2 B. Psychotherapist recommend self-help. Peseschkian have proved that the most of CVD are psychosomatic diseases and will give in to treatment by the corporal-oriented methods of psychotherapy [2].

3.Therapist and a nurse control drug therapy by phone, e-mail, SMS.

4. Therapist estimates final risk and if necessary change the diagnosis and tactics of treatment.

 This cycle repeats till the realization of the risk. Then medical team must work as follow:

A. Therapist apologizes,  simpatizes, explains defects of sheduled medical aid (if they occurred).

B. If patient is non-satisfied, medical team’s leader apologizes,  simpatizes, explains defects of sheduled medical aid (if they occurred).

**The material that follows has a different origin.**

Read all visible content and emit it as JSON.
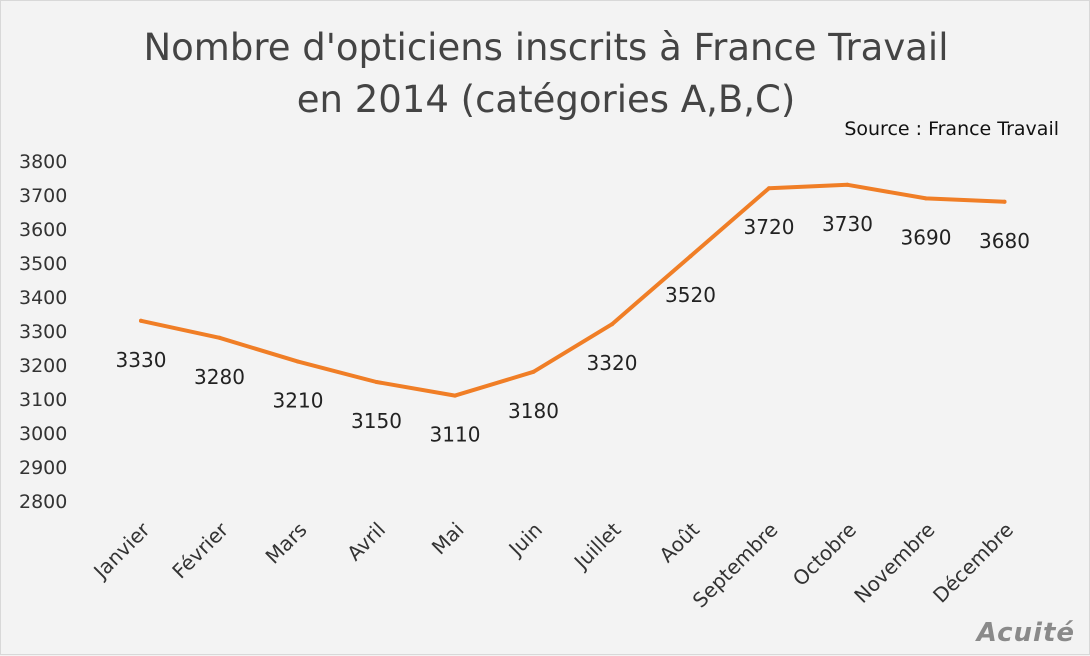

C. If patient is non-satisfied yet, the administrator in writing assures the patient that medical team worked in conformity with  standards. If defects have been admitted, administrator assures that guilty will discharged of work, will be directed on additional training.

D. If the patient brings an action ad win it, the outpatient setting administration pays the patient indemnification. For decrease in financial risks the insurance of professional responsibility of doctors in this case it is expedient. In the further patient continues preventive treatment (see CVD preventive activity algorithm).

For stable functioning system of CVD risk management it is necessary to spend monitoring of the critical control points.

1-3 steps. The doctor have a holistic image of his patient and can advocate his patient's rights, correctly write ambulatory card, the presence of signed informed consent in the card.

4. Reliability of distinction between initial and final CVD risk estimation is  the  main aim. The intermediate purposes the following: achievement of target levels of   HDLP-cholesterol, LDLP-cholesterol, Triglycerides, Transaminases, Glucose

In the Clinical – diagnostic Center of the First Moscow State Medical University was established such CVD risk management system. We selected 108 ambulatory cards of patients with iscemic heart disease and arterial hypertension. They where supervised by their doctors 3-5 years.   Control group consisted of 83 patients. They didn't conclude informed consent to dispanserisation. Average возраст in supervised and control group were 55,2±7,5 years old and 57,5±5,5 years old соответственно. Female were 60,5% in supervised group and 58,0% in control one.  We used метод непрямых разностей с учетом доверительного интервала. In the supervised group there were more patient of intermediate CVD risk: 55 vs 17 (p0,05), less patients of the very high risk: 5 vs 10 (p0,05), less patient of high risk: 20 vs 30 (p0,05). As the result of preventive activity patients transit from high and very high risk group into intermediate one more in the supervised group: 15 vs 3 (p0,05).

In conclusion we can resume that in the light of National project “The Health” dispanserisation of patients with CVD is considered as the cornerstone of Russia's healthcare system again.

 

Literature:

1.                   Дернер К. Хороший врач. Учебник основной позиции врача. - М.: Алтейя, 2006 — 470 с.

2.                   Пезешкиан Н. Психосоматика и позитивная психотерапия. Межкульттурные и междисциплинарные аспекты на примере 40 историй болезней. - М.: Институт позитивной психотерапии, 2006 — 254 с.